Aviation analysts cited in specialist outlets suggest that hub carriers will use the two-week window to reassess risk, rebuild crew confidence and renegotiate insurance terms for certain corridors. Even with a pause in large-scale strikes, the prospect of renewed tensions means airlines are unlikely to commit fully to pre-war frequencies until they see durable progress in diplomatic talks.

International airlines extend suspensions and reroute

For global carriers outside the region, schedules into Dubai and neighbouring hubs remain patchy. Travel industry trackers show that several European and Asian airlines that previously operated daily or multiple weekly flights to Dubai, Abu Dhabi and Doha have either suspended those services or reduced them to limited frequencies that can be routed around sensitive airspace.

Reports from late March highlighted decisions by some Asia-Pacific and European airlines to cancel Dubai services entirely through at least the end of April, or to divert aircraft to alternative airports in the United Arab Emirates when operationally necessary. In India, coverage of schedule changes has described how certain carriers temporarily shifted flights away from Dubai to Sharjah and Abu Dhabi during the height of the disruption, reflecting both congestion and risk management.

North American and European airlines with smaller Middle East footprints have mostly concentrated their reductions on specific cities such as Dubai or Tel Aviv, rather than dismantling wider networks. Many have adopted longer routings that skirt Iranian and Iraqi airspace, passing instead over the Caucasus or southern Egypt and the Red Sea, contributing to increased flight times and fuel consumption.
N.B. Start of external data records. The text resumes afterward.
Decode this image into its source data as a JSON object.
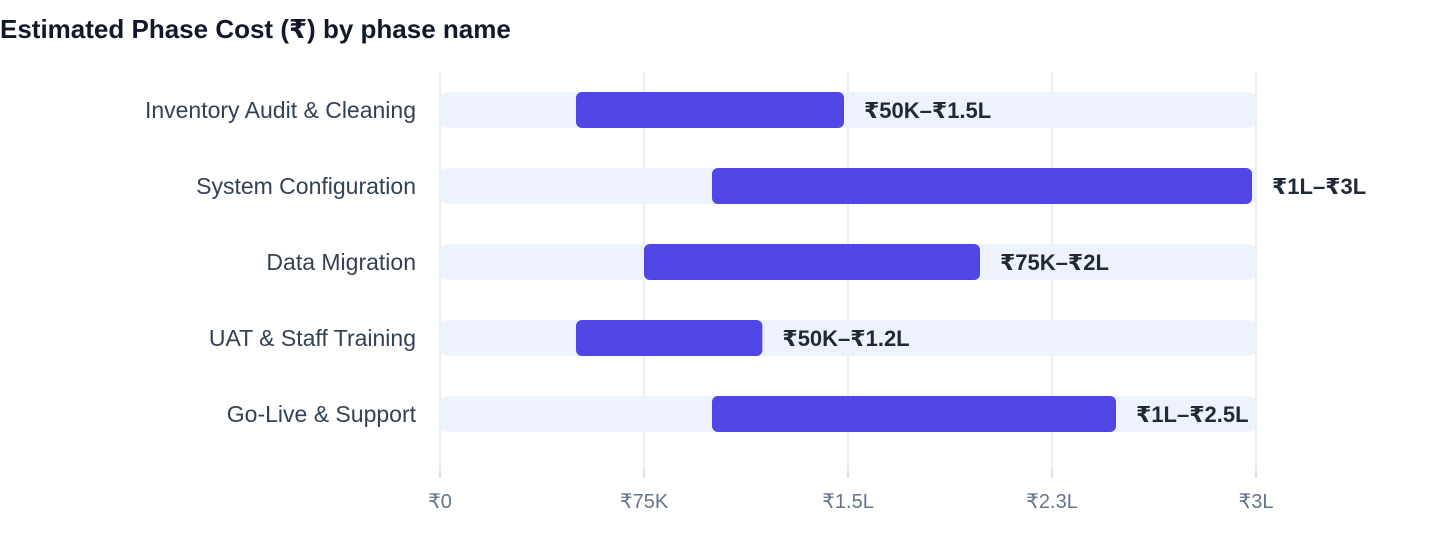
{
  "chart_data": {
    "type": "bar",
    "title": "Estimated Phase Cost (₹) by phase name",
    "orientation": "horizontal-range",
    "categories": [
      "Inventory Audit & Cleaning",
      "System Configuration",
      "Data Migration",
      "UAT & Staff Training",
      "Go-Live & Support"
    ],
    "ranges": [
      [
        50000,
        150000
      ],
      [
        100000,
        300000
      ],
      [
        75000,
        200000
      ],
      [
        50000,
        120000
      ],
      [
        100000,
        250000
      ]
    ],
    "labels": [
      "₹50K–₹1.5L",
      "₹1L–₹3L",
      "₹75K–₹2L",
      "₹50K–₹1.2L",
      "₹1L–₹2.5L"
    ],
    "xlim": [
      0,
      300000
    ],
    "xticks": [
      0,
      75000,
      150000,
      225000,
      300000
    ],
    "xtick_labels": [
      "₹0",
      "₹75K",
      "₹1.5L",
      "₹2.3L",
      "₹3L"
    ],
    "grid": true,
    "colors": {
      "bar": "#4f46e5",
      "track": "#eef2fd",
      "grid": "#e5e7eb"
    }
  }
}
Passenger rights organisations note that travellers booked on itineraries transiting the Gulf continue to face an elevated risk of last-minute cancellations or rebookings, even with the ceasefire now in effect. Flexible change policies, which many airlines introduced at the start of the crisis, remain in place and are being used to move customers onto surviving services or to alternate routings via Europe or South Asia.

What passengers travelling via Dubai and the Middle East should expect

For travellers with upcoming journeys touching Dubai or other Gulf hubs, the latest information points to a fragile and uneven recovery. Many flights are operating, but timetables are subject to adjustment as airlines re-optimise networks around open corridors and evolving safety advisories. Extended flight times of two to five hours on some Europe to Asia routes remain common where aircraft cannot yet take the most direct path over Iran and its neighbours.

Travel industry guidance indicates that passengers should continue to plan for disruption even during the ceasefire window. Same-day schedule changes, aircraft swaps and re-routed connections are still occurring as carriers fine-tune operations and respond to any renewed military activity. Those travelling on tightly timed itineraries, including cruise departures or onward domestic legs, may need to allow more buffer time than usual.

Fare patterns are also being watched closely. Analysts have previously warned that sustained detours and higher fuel burn could translate into higher ticket prices if the conflict drags on. The drop in oil prices following the ceasefire has temporarily eased that pressure, but the underlying cost and complexity of avoiding closed or risky airspace remain significant for airlines that rely on Dubai and other Gulf hubs as crossroads between continents.

With the ceasefire initially limited to two weeks, aviation observers emphasise that the outlook for Dubai and Middle East flights hinges on whether negotiations extend calm beyond that window. Until there is clearer evidence of a lasting settlement, airlines are likely to keep contingency plans in place, and travellers will need to remain flexible as the region’s skies gradually reopen.